Kimler Güneş ile Direkt Temastan Kaçınmalıdır?

Güneş ile arasına mesafe koyması gereken biri olduğunuzu düşünüyorsanız bunun belirli sebepleri olabilir. Bu sebeplerin başında güneş alerjisi olarak da bilinen, güneşle temasta kızarıklık, kaşıntı veya yara oluşumu gelir. Güneş ile temas edince siz de bunlar gibi belirtiler gösteriyorsanız güneşten olabildiğince kaçınmalısınız.

Belirli antibiyotikler, kolesterolün dengelenmesini sağlayan ilaçlar, bazı nörolojik ilaçlar veya idrar söktürücü kullanıyorsanız da güneş ile temasınızı en az düzeyde tutmanızda fayda vardır. Bu tip ilaçların yan etkileri güneşle temasta ortaya çıkabilir ve mutlaka konunun uzmanı ile görüşülmesi gerekir. 

Güneşin Zararlarından Korunmanın 8 Yolu

Güneşin cildimize zararları ve korunma yolları için birçok alternatif yöntem olduğu kadar, doğru uygulanmadığından hiçbir işe yaramayabilir.
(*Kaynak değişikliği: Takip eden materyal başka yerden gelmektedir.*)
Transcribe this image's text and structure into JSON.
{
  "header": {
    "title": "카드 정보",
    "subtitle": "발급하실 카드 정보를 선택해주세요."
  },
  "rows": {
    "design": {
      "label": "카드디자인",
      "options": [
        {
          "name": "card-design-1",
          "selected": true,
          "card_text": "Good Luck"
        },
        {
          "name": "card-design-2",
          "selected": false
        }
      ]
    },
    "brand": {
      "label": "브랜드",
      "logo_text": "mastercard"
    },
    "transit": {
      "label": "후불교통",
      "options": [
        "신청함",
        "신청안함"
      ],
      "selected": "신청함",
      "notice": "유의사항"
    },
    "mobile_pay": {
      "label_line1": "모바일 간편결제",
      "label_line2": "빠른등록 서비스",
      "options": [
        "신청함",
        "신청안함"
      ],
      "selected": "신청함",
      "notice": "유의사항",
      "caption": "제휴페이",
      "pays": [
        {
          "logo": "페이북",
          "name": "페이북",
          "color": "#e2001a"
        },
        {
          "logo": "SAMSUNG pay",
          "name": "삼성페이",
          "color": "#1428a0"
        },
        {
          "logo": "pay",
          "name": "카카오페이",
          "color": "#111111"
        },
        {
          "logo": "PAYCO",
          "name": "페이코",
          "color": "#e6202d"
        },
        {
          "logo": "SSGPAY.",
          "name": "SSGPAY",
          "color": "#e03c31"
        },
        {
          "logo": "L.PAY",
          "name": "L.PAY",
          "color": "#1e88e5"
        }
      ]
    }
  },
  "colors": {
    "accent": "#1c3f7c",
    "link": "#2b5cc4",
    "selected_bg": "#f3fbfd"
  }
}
Kendinizi ve ailenizi aşağıdaki korunma yollarını uygulayarak güneş ışınlarının zararları etkilerinden uzak tutabilirsiniz.

1. Güneşlenme Saatlerine Dikkat Etmek

Güneş ışınlarının en dik şekilde yeryüzüne geldiği 11.00 ve 16.00 saat aralığında güneşe maruz kalmamak, hatta dışarıda bulunmamak önemlidir. Mutlaka çıkılması gereken durumlarda ise güneşten koruyucu kremleri kullanmak gerekir. Eğer bu saatlerde çıkılması gereken zaman yaz aylarında ise kreminizin 50 SPF ve üzerinde etkisi olmalıdır.

2. Alınan Ürünlerin Cilt Tipine Uygun Olması

Alacağınız güneş kremi veya güneşten korunma ürünleri mutlaka UVA ve UVB ışınlarına karşı koruyucu nitelikte olmalıdır. Diğer yandan cilt tipinizi bilmek de önemlidir. Örneğin yüzünüz yağlı, vücudunuzun diğer kısımları kuru tipte ise iki tip koruyucu kullanmanız gerekir. Aksi takdirde yüzünüzde akne problemi yaşayabilirsiniz. Kuru bir cilt tipine sahipseniz nemlendirici özelliği de olan ürünler kullanmak kuruma ve çatlama gibi problemlerin de önüne geçer.

3. Güneş Koruyucusunu Sürme Zamanı

Güneş koruyucusunun etkisini gösterebilmesi için güneşe çıkmadan yaklaşık 20-30 dakika önce sürülmelidir. Koruyucuyu açıkta kalan tüm bölgelere sürmeniz önemlidir. Birçok kişi enseyi, kolların iç kısımlarını, burnu veya göz kapakları gibi bölgeleri unutarak büyük bir hata yapar. Diğer yandan tüm bölgeler kıyafet giyilmeden önce koruyucu ile kapatılmalıdır, kıyafet sonra giyilmelidir.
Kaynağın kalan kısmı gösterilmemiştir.